In years ahead, dark pools may be forced to reinvent -- or at least reinvigorate -- their operations. Cheyenne Morgan, an analyst with Tabb Group, recently took part in a conference that explored how dark pools are starting to focus on maintaining market share. "How can they stay front and center with investors? They're exploring expansion into other asset classes, expanding their offerings, offering more anti-gaming tools," she says. Many pools have started ranking profitability of clients to get a better handle on how to allocate resources -- basically, who should get the best service based on the business they bring. "There's pressure in terms of competition," she says. "There are six or seven dark pools that need to provide some other offering because, as time goes by, all of them will become commoditized."
That sounds a lot like what's already happened with mainstream exchanges, which suggests dark pools may need a similar battle plan: to gain greater scale through consolidation. Any consolidation would probably be limited to independents such as Liquidnet, Instinet Inc., ITG, Nyfix Millennium LLC, Pulse Trading Inc., BlockCross Holdings LLC, RiverCross Securities LLLP and Pipeline Trading Systems LLC.

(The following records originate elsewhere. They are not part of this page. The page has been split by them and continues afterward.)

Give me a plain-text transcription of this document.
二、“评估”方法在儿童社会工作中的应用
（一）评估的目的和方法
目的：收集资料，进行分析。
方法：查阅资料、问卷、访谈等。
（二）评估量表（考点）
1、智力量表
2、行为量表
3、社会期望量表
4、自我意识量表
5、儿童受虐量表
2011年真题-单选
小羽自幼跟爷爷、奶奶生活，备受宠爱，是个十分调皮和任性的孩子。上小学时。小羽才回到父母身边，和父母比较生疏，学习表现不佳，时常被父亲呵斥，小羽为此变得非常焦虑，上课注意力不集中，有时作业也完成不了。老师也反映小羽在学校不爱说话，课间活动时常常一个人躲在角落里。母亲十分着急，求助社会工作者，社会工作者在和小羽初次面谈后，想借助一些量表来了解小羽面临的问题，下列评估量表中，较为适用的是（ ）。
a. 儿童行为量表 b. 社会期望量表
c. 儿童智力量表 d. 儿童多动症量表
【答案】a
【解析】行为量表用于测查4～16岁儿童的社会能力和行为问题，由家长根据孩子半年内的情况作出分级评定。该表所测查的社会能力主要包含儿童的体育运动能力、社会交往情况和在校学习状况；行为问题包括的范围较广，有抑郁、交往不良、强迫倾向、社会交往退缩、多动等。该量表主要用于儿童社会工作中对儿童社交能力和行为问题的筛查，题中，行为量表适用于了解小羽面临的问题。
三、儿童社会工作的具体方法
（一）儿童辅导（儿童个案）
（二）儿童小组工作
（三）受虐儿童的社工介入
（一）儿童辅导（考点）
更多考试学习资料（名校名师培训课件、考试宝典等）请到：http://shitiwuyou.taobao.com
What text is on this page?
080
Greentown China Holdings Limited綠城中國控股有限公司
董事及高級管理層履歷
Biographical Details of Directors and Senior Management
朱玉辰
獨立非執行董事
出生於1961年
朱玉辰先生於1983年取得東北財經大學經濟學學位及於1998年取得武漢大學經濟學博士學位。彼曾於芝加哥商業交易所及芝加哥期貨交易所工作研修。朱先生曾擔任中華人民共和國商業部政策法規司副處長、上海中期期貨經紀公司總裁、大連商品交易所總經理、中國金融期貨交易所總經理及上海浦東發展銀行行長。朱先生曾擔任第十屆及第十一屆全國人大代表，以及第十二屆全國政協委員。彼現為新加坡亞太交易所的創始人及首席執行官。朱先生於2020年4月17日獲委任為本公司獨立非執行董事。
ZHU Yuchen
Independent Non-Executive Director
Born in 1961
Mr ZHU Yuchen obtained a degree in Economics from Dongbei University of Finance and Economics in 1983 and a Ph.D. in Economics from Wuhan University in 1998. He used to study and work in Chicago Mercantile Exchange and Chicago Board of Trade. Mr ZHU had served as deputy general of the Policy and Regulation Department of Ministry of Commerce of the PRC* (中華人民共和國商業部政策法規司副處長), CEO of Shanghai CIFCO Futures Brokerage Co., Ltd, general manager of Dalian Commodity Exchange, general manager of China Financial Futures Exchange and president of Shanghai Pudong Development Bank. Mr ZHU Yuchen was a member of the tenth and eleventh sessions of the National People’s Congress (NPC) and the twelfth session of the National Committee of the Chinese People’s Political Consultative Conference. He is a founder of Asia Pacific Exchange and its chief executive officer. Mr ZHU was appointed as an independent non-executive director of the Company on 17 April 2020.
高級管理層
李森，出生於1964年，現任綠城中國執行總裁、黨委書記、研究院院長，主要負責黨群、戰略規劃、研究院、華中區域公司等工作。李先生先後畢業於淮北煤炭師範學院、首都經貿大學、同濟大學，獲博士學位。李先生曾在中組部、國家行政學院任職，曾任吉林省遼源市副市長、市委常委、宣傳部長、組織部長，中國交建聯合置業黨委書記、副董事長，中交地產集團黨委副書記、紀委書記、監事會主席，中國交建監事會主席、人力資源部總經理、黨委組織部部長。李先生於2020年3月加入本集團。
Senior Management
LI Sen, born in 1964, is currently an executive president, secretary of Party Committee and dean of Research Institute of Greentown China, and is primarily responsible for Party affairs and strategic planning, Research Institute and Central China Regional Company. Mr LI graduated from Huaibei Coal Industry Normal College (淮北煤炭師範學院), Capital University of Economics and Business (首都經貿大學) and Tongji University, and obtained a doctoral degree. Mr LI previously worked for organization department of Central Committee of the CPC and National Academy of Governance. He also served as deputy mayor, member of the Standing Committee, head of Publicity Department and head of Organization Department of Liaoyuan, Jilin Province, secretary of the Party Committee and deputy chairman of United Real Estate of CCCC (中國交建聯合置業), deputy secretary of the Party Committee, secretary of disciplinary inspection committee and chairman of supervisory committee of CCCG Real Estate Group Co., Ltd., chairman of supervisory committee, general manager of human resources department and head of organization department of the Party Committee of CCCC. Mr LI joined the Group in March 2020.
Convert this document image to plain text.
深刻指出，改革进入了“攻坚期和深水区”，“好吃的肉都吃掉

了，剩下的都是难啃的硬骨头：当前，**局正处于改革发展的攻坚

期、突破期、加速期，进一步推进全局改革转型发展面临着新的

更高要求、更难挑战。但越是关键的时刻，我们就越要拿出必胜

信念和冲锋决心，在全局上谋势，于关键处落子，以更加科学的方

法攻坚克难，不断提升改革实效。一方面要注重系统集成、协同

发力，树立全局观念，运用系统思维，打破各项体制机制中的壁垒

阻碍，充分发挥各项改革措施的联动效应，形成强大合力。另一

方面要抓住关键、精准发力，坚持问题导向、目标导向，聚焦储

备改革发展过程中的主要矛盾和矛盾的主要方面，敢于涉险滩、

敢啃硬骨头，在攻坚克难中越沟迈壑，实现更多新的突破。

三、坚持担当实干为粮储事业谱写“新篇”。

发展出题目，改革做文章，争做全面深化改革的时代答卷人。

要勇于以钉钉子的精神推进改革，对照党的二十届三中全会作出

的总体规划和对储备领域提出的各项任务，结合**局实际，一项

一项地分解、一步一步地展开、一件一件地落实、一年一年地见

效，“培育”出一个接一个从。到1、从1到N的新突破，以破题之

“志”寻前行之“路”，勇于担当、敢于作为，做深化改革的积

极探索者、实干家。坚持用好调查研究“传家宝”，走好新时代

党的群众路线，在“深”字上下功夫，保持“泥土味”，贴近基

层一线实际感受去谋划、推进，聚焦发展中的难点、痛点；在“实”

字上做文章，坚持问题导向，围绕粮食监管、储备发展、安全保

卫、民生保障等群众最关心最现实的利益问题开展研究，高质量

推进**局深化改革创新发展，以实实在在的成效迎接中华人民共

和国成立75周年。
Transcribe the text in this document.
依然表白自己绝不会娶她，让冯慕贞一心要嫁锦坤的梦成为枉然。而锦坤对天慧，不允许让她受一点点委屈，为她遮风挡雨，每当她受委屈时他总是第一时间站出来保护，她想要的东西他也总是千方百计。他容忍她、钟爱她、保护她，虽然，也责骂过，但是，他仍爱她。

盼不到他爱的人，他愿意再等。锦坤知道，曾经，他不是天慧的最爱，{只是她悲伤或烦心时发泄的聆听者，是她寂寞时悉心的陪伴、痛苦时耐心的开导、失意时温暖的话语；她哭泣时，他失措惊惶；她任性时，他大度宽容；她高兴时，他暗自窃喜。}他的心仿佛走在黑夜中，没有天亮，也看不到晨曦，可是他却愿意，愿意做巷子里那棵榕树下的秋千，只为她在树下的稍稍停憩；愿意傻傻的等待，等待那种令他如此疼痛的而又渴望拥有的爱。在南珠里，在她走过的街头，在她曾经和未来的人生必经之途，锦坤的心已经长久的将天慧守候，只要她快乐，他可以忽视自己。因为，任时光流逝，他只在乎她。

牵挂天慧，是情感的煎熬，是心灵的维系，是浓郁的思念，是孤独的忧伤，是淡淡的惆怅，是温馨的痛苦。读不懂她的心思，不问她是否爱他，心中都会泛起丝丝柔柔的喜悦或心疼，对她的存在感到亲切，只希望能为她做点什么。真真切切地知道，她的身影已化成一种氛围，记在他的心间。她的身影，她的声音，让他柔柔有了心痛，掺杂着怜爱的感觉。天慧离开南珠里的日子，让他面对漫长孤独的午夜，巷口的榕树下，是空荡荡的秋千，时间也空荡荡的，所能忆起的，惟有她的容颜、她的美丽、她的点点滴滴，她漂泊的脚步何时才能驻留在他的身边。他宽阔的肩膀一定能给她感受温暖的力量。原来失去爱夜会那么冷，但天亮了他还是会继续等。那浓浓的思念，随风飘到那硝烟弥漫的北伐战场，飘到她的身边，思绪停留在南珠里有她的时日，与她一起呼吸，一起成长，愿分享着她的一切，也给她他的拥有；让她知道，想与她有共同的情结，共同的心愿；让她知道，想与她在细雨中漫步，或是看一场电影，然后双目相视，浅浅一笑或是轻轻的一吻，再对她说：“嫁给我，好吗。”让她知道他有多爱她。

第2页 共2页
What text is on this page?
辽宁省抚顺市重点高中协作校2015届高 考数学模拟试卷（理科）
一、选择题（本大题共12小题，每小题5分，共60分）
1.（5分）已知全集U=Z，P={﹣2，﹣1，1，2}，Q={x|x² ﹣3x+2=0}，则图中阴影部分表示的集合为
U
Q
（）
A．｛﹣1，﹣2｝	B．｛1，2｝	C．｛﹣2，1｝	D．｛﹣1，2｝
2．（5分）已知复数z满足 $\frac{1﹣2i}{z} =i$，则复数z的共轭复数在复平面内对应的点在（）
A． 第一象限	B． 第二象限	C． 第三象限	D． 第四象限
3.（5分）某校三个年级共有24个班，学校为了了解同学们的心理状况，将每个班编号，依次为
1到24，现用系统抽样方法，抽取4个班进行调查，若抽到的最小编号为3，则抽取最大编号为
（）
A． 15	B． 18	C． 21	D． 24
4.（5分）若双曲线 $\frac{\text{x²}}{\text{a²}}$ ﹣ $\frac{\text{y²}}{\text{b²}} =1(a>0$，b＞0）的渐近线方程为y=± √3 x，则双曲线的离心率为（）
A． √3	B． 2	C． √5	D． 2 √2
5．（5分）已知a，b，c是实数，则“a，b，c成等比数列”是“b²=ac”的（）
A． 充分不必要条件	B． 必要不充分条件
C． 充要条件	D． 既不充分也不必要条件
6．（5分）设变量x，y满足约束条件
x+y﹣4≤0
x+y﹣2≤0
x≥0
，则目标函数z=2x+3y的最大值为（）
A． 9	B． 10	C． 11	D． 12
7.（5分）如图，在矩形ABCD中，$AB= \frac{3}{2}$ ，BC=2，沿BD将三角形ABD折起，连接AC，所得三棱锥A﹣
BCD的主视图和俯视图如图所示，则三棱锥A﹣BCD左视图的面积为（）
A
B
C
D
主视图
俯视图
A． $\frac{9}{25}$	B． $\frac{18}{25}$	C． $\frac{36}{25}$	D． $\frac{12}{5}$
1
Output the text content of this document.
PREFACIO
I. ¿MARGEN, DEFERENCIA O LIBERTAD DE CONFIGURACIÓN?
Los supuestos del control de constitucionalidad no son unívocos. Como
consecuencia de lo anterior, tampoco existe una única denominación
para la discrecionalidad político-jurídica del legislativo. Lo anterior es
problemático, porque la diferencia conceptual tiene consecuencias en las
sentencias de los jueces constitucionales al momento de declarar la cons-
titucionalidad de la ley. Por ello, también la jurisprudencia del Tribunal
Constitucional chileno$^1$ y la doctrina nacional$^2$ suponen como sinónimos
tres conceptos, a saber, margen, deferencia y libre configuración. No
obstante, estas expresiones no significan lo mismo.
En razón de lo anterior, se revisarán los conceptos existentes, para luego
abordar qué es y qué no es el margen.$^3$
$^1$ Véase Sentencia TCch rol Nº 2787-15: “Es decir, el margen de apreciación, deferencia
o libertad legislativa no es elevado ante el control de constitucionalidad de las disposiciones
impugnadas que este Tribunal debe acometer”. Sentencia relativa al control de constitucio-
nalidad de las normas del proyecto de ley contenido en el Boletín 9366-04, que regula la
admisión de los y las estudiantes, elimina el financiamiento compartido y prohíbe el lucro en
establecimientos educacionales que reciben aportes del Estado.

"It seems like there are a lot of venues and [some in the market] would like to see consolidation," says Michael Buek, a portfolio manager in the quantitative equity group at Vanguard Group Inc., who says he uses dark pools and appreciates how they've helped bring greater price efficiency to the market. Even so, he says, "I think competition is good, but at some point [you have to question] having 16 venues. You want to make sure they're treating your orders properly and not playing games with pricing to lure size. Maybe there are too many."
That could be a compelling issue as exchanges look to expand their own growth possibilities. While several major exchanges have denounced venues like dark pools for eroding public price integrity, most also recognize that they play an important role with investors. And many would like nothing more than to have the kind of close ties that dark pools often forge with institutions. In a 2009 interview with Bloomberg News, Xavier Rolet, CEO of the London Stock Exchange, praised dark pools for contributing to the stability of markets. They are necessary, he said, to prevent volatility caused by large movements of assets.
These days, such comments might be taken as an open invitation to merge. Even NYSE Euronext, which has done its share of dark pool bashing, has shown a willingness to partner with Liquidnet and has launched its own London-based dark pool, SmartPool, with a group of banks. All of this suggests that despite the connotations of their name, dark pools may be on their way toward respectability. Whether many of them will be comfortable in that role is another question. After all, they've won considerable market share by taking advantage of the perceived flaws of the exchanges and by competing fiercely as underdogs. But their very success only increases the pressure to bring some light to the darkness that has worked so well for them.